I hope I chose the right SE site for this question and it is not too general, but I'm having a hard time to approach this question and I did not find any better place to ask.
I'm trying to identify what it is about the Hobbit Holes, as seen in Peter Jackson's films, that makes them look so extremely cosy, but I have almost no knowledge about interior design or design in general, and I'm struggling to identify the key concepts.
So far, I looked at a whole bunch of screenshots from the movies, like the two examples below, but I did not manage to extract the design concepts from them.
I also searched for concept art (which I were also willing to pay for) in the hope to get some more info from the designers (I was looking for John Howe, Alan Lee and Ted Nasmith, did I miss someone?), but the artbooks seem to feature mostly creatures and/or weapons.
Also Tolkien himself seems to know how to create a cosy-feeling description, but I can't tell what exactly makes this feel cosy either:
"It had a perfectly round door like a porthole, painted green, with a shiny yellow brass knob in the exact middle. The door opened on to a tube-shaped hall like a tunnel: a very comfortable tunnel without smoke, with panelled walls and floors tiled and carpeted, provided with polished chairs, and lots and lots of pegs for hats and coats--the hobbit was fond of visitors. The tunnel wound on and on, going fairly but not quite straight into the side of the hill--The Hill, as all the people for many miles round called it--and many little round doors opened out of it, first on one side and then on another. No going upstairs for the hobbit: bedrooms, bathrooms, cellars, pantries (lots of these), wardrobes (he had whole rooms devoted to clothes), kitchens, dining-rooms, all were on the same floor, and indeed on the same passage. The best rooms were all on the lefthand side (going in), for these were the only ones to have windows, deep-set round windows looking over his garden and meadows beyond, sloping down to the river."

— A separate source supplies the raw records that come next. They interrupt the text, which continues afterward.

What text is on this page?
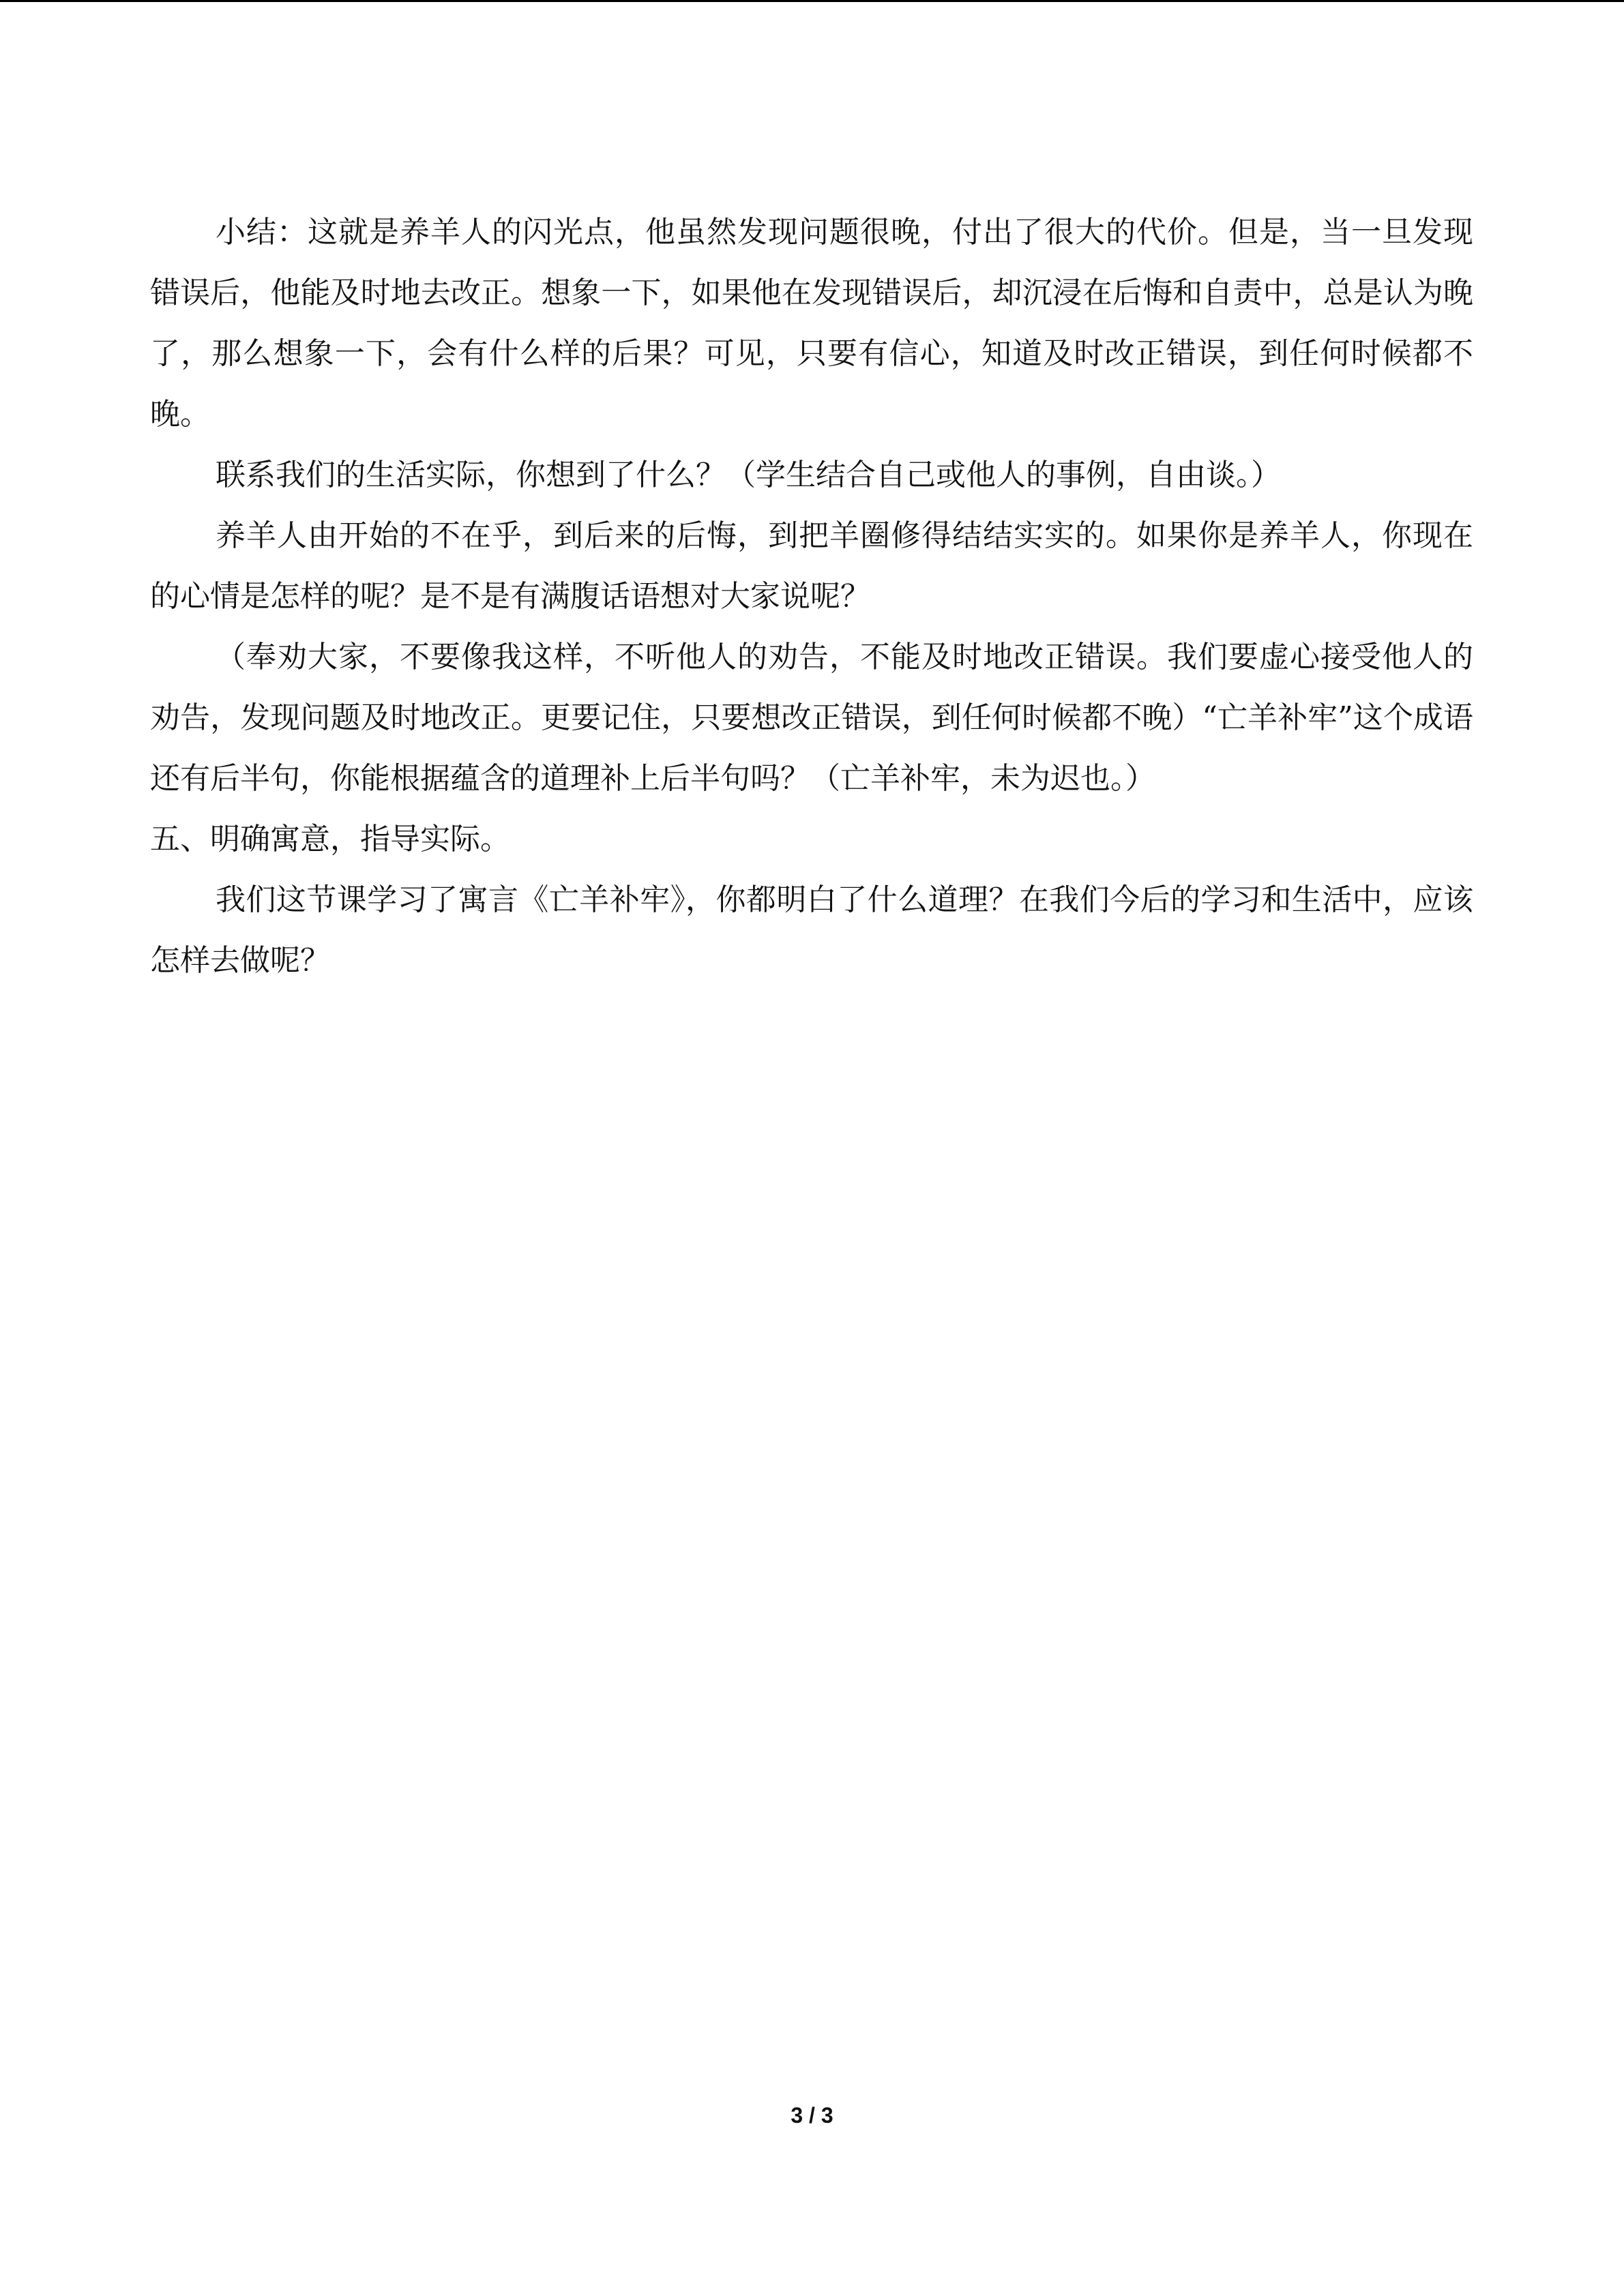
小结：这就是养羊人的闪光点，他虽然发现问题很晚，付出了很大的代价。但是，当一旦发现错误后，他能及时地去改正。想象一下，如果他在发现错误后，却沉浸在后悔和自责中，总是认为晚了，那么想象一下，会有什么样的后果？可见，只要有信心，知道及时改正错误，到任何时候都不晚。

联系我们的生活实际，你想到了什么？（学生结合自己或他人的事例，自由谈。）

养羊人由开始的不在乎，到后来的后悔，到把羊圈修得结结实实的。如果你是养羊人，你现在的心情是怎样的呢？是不是有满腹话语想对大家说呢？

（奉劝大家，不要像我这样，不听他人的劝告，不能及时地改正错误。我们要虚心接受他人的劝告，发现问题及时地改正。更要记住，只要想改正错误，到任何时候都不晚）“亡羊补牢”这个成语还有后半句，你能根据蕴含的道理补上后半句吗？（亡羊补牢，未为迟也。）

五、明确寓意，指导实际。

我们这节课学习了寓言《亡羊补牢》，你都明白了什么道理？在我们今后的学习和生活中，应该怎样去做呢？

3 / 3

Nonetheless, I would assume that people who know how to create such cosy interiors, have, besides the talent and intuition I lack, a bunch of concepts that are articulable and not a professional secret. I just don't manage to extract them from the pictures and descriptions, while there are other places, which are not Hobbit Holes, but are clearly built in the same style. I think those two below are from the Green Dragon Inn.
Sure, those places use a lot of wood, light and dark brown tones in general, have a cave-like shape, feature a lot of small details and ornamentations and so on. But this knowledge is not enough, at least for me, to imagine how I could adapt the style to create something on my own. And by creating I do not necessarily mean a physical creation, so far I would be satisfied, if I were able to look at a place and to have just an idea of how this place could look using this style.